A new survey by Hewitt Associates found that how companies leverage their compensation and benefits programs during mergers and acquisitions plays a critical role in retaining key talent and ensuring the overall success of the deal.

According to a press release, Hewitt’s July M&A survey of 103 companies showed that they all shared four key strategies during the process: focusing on liabilities in due diligence; looking at total rewards in aggregate; being deliberate about talent retention; and being well-equipped, highly-focused, and effective.  

The “overachiever” companies gave extra attention to total rewards elements in due diligence that are most likely to create liabilities, including employment contracts, change-in-control and severance agreements (95%); executive compensation (90%); defined benefit retirement plans (79%); and executive benefits and perquisites (74%).  
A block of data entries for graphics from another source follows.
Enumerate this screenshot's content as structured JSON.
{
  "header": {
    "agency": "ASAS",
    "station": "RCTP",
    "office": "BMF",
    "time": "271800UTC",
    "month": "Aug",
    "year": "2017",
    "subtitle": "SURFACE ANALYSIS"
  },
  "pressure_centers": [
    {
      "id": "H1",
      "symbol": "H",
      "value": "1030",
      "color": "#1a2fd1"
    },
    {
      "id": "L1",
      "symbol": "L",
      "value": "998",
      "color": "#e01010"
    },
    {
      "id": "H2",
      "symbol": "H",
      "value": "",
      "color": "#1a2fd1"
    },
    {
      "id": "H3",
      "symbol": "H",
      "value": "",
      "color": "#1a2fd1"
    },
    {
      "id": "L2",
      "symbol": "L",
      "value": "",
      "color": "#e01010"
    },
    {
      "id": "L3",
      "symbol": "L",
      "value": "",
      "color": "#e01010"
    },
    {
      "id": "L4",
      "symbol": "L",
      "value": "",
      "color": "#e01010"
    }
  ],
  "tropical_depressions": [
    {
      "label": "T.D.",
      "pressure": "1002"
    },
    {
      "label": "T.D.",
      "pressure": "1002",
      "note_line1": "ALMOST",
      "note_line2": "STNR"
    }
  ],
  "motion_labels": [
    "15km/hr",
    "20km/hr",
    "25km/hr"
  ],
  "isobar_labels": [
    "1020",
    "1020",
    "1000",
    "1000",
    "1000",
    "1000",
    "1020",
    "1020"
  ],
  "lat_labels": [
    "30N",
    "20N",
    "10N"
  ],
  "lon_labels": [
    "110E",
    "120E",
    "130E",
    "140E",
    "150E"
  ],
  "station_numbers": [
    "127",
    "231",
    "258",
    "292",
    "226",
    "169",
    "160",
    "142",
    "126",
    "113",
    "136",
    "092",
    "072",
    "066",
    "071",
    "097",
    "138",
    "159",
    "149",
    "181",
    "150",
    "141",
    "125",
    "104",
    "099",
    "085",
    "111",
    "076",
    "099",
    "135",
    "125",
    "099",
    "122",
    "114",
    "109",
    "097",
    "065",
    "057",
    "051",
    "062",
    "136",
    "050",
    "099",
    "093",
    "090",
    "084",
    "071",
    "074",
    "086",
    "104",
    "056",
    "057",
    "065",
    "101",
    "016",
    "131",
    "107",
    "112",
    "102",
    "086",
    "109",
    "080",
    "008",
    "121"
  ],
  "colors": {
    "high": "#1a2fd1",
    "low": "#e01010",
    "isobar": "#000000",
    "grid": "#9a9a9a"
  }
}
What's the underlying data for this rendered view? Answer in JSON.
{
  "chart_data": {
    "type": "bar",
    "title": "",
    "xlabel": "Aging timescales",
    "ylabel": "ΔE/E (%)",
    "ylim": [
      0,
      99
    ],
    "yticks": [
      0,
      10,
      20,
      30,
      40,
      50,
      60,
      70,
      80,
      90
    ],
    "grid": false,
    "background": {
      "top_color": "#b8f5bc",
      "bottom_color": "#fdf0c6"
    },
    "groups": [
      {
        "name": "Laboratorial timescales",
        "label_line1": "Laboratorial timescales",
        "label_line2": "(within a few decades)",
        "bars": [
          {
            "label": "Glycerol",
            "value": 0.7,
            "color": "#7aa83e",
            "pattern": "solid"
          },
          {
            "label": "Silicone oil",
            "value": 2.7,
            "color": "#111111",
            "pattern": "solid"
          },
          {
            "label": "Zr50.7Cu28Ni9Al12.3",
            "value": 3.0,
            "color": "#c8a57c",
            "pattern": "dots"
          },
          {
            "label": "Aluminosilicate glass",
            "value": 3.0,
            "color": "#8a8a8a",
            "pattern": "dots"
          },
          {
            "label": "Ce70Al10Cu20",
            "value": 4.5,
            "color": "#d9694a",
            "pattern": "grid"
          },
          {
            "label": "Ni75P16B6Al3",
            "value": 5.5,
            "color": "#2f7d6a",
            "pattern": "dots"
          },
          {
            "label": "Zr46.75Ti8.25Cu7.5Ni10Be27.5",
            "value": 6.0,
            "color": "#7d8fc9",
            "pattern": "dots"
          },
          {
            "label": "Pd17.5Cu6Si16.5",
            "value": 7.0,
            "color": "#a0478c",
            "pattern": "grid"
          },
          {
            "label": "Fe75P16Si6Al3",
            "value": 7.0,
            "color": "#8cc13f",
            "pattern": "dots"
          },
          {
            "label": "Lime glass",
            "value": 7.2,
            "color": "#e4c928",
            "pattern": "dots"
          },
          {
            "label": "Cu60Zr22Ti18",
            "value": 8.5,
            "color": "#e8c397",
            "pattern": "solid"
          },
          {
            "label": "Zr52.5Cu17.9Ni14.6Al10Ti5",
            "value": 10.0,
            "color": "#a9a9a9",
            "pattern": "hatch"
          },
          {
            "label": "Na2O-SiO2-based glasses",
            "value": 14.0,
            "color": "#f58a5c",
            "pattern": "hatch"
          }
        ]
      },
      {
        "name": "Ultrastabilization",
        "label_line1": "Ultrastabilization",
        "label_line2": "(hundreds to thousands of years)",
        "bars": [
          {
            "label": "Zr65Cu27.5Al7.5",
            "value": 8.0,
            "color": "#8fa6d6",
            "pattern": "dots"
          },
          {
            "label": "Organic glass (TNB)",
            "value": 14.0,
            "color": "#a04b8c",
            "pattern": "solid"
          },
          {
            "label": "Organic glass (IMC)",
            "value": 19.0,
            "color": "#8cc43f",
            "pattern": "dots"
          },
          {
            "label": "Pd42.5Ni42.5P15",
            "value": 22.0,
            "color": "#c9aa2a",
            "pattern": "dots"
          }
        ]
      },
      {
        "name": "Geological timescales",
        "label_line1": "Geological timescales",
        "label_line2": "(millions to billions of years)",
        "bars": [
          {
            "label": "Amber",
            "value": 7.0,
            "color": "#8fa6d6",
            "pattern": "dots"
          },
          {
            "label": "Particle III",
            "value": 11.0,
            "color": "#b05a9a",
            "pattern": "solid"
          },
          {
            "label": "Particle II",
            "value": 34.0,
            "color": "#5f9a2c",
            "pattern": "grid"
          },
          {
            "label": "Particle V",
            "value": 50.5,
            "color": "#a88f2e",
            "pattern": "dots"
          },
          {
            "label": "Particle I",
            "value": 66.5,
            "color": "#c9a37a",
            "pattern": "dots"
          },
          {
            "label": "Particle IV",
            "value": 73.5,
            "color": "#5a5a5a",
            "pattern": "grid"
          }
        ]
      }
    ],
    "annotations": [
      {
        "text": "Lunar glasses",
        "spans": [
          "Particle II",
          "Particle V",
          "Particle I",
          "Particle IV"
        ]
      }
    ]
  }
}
The survey found that during the purchase agreement stage, more than two-thirds (67%) of successful organizations provided compensation and benefits similar to those of the acquired company for a set time after close. This broad commitment helped ensure employees didn’t experience a loss in the value of their rewards because of the acquisition—a core concern of most employees. These organizations were also more likely to make similar commitments for their employees in a divestiture situation (69%).   

Most successful companies (63%) also examined compensation and benefits together and as part of a larger reward strategy after the deal closes. These companies looked for tradeoffs that enabled increases in some areas of benefits and compensation to be offset by decreases in other areas, Hewitt said.  

More than three-quarters (77%) of all companies identified retention packages among the most effective tools in retaining top talent during a transaction. However, successful companies typically developed packages that were contingent upon the achievement of post-closing metrics and in all instances, the retention bonuses were payable within three years. These packages were also often offered much deeper within the organization—below the senior executive level.   

Beyond specialized retention packages, the survey shows that companies that exceeded their deal objectives also paid more attention to areas such as role selection and identification of high-potential talent.  

According to Hewitt, more than half (58%) of companies that exceeded their deal objectives had highly capable, globally-experienced teams that were adept at executing effective total rewards initiatives in transactions. Most importantly, these organizations were very effective at retention planning, addressing retirement benefits, and addressing executive compensation plans.